Even if progress stopped tomorrow, the fact that the nuclear agreement with Iran has gone into effect is already a big deal. If Iranian President Hassan Rouhani can find a way to build off of it to forge broader changes inside of Iran, it could turn out to be even bigger.
For starters, it’s worth paying attention to how Iran conducts elections that will be held late next month.

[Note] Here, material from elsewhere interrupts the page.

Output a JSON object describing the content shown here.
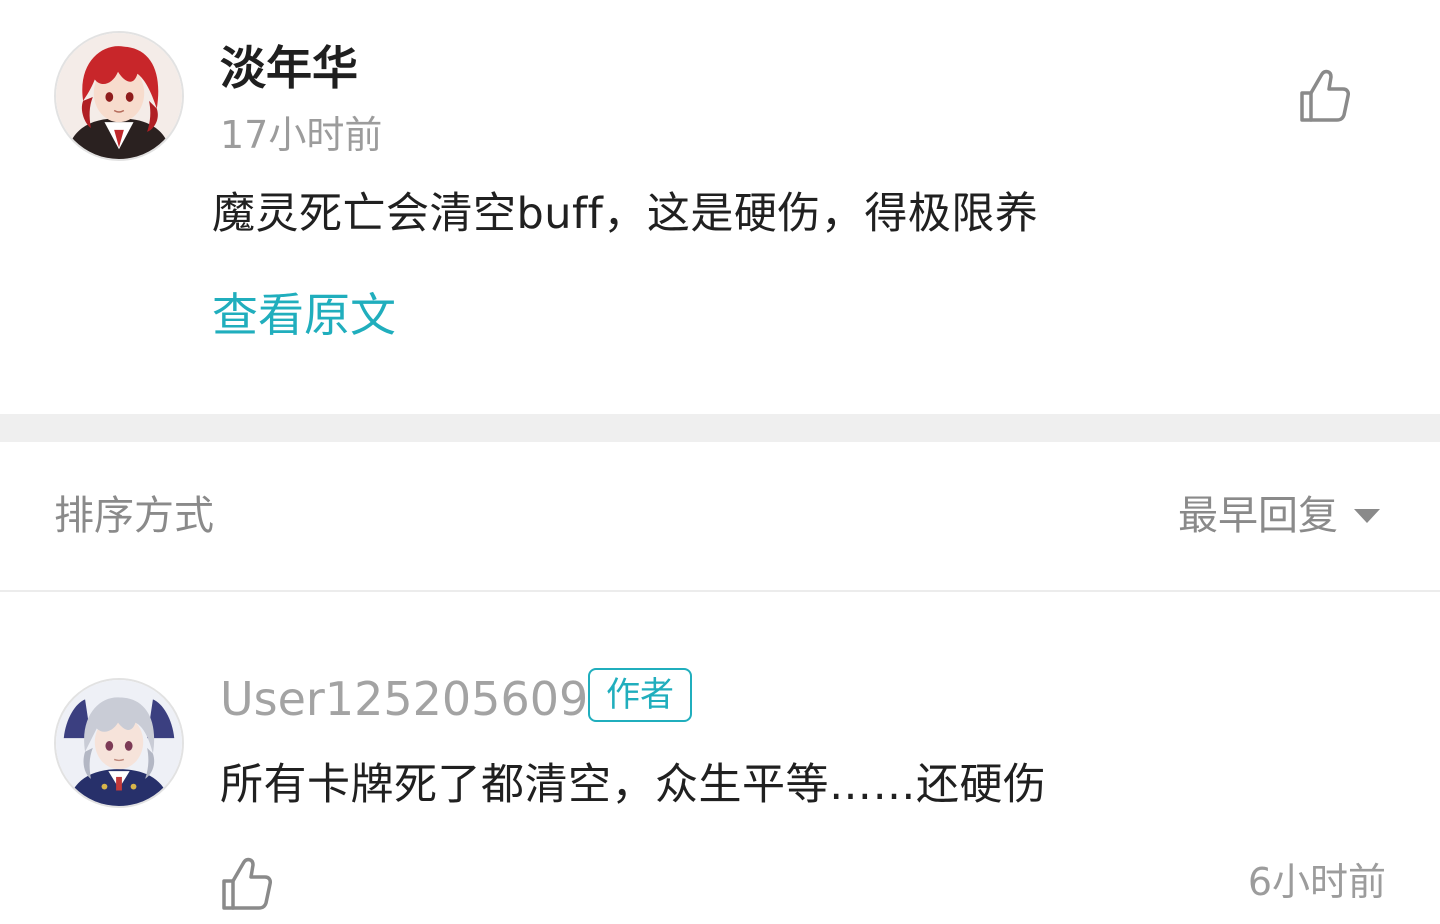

One doesn’t have to be – and shouldn’t be – starry-eyed about what has happened so far. Yes, Iran has shipped 98 percent of its enriched uranium out of the country, dismantled centrifuges and mothballed a reactor capable of producing plutonium. Yes, many sanctions have been lifted and Iran is quickly being reconnected to the global economy and financial system. Most important, yes, military action seems to be off the table — at least for the time being.

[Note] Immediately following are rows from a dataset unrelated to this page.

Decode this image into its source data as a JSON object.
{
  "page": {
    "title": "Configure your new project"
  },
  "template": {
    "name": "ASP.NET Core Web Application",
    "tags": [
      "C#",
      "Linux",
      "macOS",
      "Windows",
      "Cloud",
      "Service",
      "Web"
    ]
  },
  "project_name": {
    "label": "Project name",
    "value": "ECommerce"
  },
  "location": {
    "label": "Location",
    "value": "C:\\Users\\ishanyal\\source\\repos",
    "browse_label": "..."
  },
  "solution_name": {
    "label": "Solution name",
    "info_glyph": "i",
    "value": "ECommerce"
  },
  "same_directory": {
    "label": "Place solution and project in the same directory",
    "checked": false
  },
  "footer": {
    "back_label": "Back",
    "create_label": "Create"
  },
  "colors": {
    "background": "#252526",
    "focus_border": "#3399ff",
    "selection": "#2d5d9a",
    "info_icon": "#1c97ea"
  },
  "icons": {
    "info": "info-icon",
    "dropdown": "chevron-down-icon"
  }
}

But if Iran’s leadership, including Supreme Leader Ayatollah Ali Khamenei, find it useful now to downplay differences with the United States that goes only so far.

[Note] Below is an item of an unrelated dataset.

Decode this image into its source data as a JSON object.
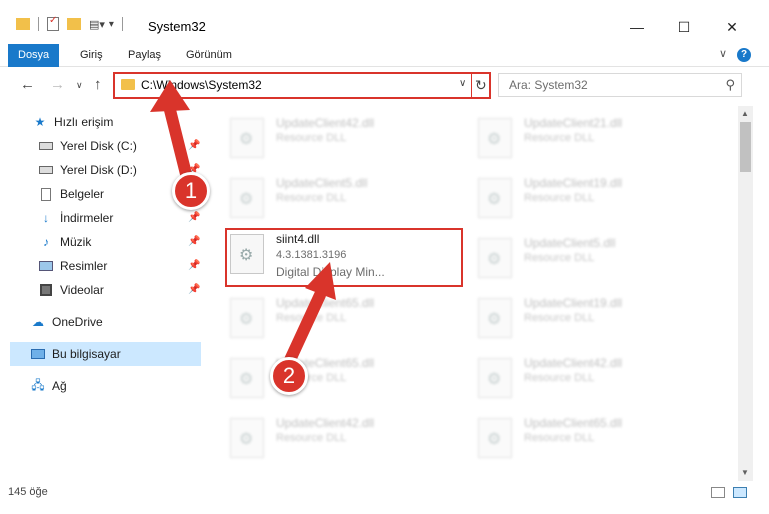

The Revolutionary Guards and other bastions of the conservative, anti-U.S. establishment haven’t exactly disappeared.
For the foreseeable future, relations between Iran and much of the rest of the world, including the U.S., will be largely transactional. Areas of cooperation such as the release of U.S. sailors last week or the prisoner swap that accompanied formal implementation of the nuclear agreement will be offset by Iran’s support of Hezbollah and Syrian President Bashar Assad, its missile program and many other deep differences.
The U.S. still considers Iran to be a sponsor of terrorism, and many other U.S. sanctions remain in effect. The Obama administration is under pressure (and seems inclined, anyway) to keep the screws on the Iranians. So it imposed some new, limited sanctions to punish Iran for its missile tests, which violate U.N. resolutions.
Iran now gets access to an estimated $100 billion stashed offshore, it will increase oil and gas exports, and open its doors for badly needed investment. It’s already buying a lot of new passenger planes and looking for oil markets in India and Europe. But it’s not as if Iranians think all their problems are over.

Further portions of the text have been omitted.